Oh yeah, it’s totally possible to write your own models. In fact, there’s plenty of examples over at rasa-nlu-examples. There’s also some examples of custom classifiers and featurizers in there. Note though that right now we’re going to be transitioning these components to Rasa 3.x. The latest release for Ras 2.x is found here.
A few caveats though.
Huggingface featurizers are natively supported already. These are supported via LanguageModelFeaturizer.
Usually, you should delay custom components. Typically the most pressing thing when you’re building an assistant is the data that you’re learning on. The DIET architecture is pretty good at picking up many patterns from many languages and I wouldn’t worry too much about an optimal pipeline unless you have a large representative dataset.
@koaning If I want to attach the xlm-roberta-base to the pipeline via LanguageModelFeaturizer, is it possible? If so, can you please explain a bit on how I can do that? I am sorry but in the documentation I was only able to find bert, gpt, gpt2, xlnet, distilbert, and roberta based models, that’s why I had to ask. (if I want to add xlm-roberta-base model, what should be the “model_name” and “model_weights” 'cause there are no defaults given for those for xml-roberta-base in rasa documentation)
… and thank you very much for all the info. That helps a lot.
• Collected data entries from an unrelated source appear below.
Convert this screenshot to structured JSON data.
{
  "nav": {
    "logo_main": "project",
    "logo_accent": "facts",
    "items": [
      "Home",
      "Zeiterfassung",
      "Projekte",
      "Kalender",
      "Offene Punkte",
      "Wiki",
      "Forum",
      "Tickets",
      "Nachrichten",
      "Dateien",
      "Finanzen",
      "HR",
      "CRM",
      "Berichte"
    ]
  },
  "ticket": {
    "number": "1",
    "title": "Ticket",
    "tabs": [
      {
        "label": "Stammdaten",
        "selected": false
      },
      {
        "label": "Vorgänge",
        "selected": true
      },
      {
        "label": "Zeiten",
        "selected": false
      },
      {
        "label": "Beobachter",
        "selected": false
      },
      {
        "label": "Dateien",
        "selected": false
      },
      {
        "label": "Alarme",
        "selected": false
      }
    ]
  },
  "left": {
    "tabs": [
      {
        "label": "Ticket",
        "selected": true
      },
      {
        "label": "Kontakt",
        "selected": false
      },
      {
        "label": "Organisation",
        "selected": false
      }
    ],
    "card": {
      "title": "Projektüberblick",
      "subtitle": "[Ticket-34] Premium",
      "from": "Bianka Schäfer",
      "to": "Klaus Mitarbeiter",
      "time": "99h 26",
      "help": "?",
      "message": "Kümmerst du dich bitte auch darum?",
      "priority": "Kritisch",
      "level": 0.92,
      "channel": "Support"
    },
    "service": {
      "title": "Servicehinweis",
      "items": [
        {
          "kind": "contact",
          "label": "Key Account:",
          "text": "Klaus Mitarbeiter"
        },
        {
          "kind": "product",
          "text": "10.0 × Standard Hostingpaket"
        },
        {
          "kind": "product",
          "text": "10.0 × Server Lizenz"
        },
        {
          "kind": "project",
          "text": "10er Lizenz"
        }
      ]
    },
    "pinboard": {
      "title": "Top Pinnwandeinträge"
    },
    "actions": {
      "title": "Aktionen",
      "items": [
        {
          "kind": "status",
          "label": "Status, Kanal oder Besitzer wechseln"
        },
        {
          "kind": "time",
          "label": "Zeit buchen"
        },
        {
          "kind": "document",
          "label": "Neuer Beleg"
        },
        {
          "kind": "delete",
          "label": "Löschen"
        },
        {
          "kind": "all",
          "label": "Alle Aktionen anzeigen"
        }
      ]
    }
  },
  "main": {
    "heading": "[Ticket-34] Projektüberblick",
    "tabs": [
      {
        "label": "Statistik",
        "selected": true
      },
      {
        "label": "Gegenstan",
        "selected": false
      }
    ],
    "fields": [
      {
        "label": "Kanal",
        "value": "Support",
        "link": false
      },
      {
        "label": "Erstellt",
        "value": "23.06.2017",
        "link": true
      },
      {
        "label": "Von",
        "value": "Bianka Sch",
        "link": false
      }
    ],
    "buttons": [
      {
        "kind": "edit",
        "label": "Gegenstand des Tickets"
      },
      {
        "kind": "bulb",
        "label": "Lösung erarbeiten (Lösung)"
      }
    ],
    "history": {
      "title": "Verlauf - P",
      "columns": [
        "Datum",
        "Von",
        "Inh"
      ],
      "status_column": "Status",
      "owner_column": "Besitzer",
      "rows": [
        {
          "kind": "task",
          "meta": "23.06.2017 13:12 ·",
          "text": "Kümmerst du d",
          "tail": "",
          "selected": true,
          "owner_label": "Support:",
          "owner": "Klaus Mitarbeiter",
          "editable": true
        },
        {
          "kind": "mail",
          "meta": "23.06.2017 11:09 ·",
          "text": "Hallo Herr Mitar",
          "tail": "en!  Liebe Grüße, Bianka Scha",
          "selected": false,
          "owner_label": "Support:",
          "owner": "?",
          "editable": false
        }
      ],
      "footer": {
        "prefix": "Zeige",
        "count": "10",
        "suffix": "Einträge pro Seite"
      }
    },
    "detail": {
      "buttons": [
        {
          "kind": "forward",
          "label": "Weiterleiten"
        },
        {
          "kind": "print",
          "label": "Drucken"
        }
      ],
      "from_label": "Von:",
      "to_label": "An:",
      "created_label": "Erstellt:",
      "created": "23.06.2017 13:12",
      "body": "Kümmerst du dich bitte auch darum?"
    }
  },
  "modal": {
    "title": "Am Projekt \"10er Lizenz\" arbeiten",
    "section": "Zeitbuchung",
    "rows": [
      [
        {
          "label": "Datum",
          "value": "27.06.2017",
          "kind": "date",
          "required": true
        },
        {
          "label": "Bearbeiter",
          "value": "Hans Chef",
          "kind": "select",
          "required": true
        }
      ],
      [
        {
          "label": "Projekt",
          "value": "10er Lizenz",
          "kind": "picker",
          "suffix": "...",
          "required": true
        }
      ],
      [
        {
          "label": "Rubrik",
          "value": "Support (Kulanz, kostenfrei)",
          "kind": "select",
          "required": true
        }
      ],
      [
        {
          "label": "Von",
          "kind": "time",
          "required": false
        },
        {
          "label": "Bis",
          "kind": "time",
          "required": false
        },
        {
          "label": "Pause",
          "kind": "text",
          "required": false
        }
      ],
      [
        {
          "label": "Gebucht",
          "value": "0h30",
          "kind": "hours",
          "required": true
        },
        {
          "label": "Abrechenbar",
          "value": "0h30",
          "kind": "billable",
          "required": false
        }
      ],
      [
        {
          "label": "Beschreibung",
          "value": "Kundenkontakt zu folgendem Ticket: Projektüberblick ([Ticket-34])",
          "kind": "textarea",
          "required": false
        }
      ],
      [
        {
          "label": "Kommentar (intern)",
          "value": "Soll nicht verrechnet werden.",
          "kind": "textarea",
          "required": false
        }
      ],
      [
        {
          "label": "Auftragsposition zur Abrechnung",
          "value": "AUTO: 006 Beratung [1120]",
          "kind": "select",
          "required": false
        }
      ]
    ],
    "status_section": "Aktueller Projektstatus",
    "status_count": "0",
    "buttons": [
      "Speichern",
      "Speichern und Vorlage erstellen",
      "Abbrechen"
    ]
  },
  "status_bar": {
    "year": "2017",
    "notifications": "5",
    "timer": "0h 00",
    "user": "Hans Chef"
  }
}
The idea is that a bert-kind of huggingface model can be used in Rasa but that you’ll need to give it appropriate weights. Am I understanding it correctly that xml-roberta-base refers to a non-roberta model?
It’d help if you could share the config.yml file that you tried to run.
My question is that is it possible to attach xml-roberta-base model in the same way? If I want to add it to the pipeline via LanguageModelFeaturizer, how do I have to specify model_name and model_weights? That’s where I’m stuck because I couldn’t find those parameters in the documentaion for xml-roberta based models.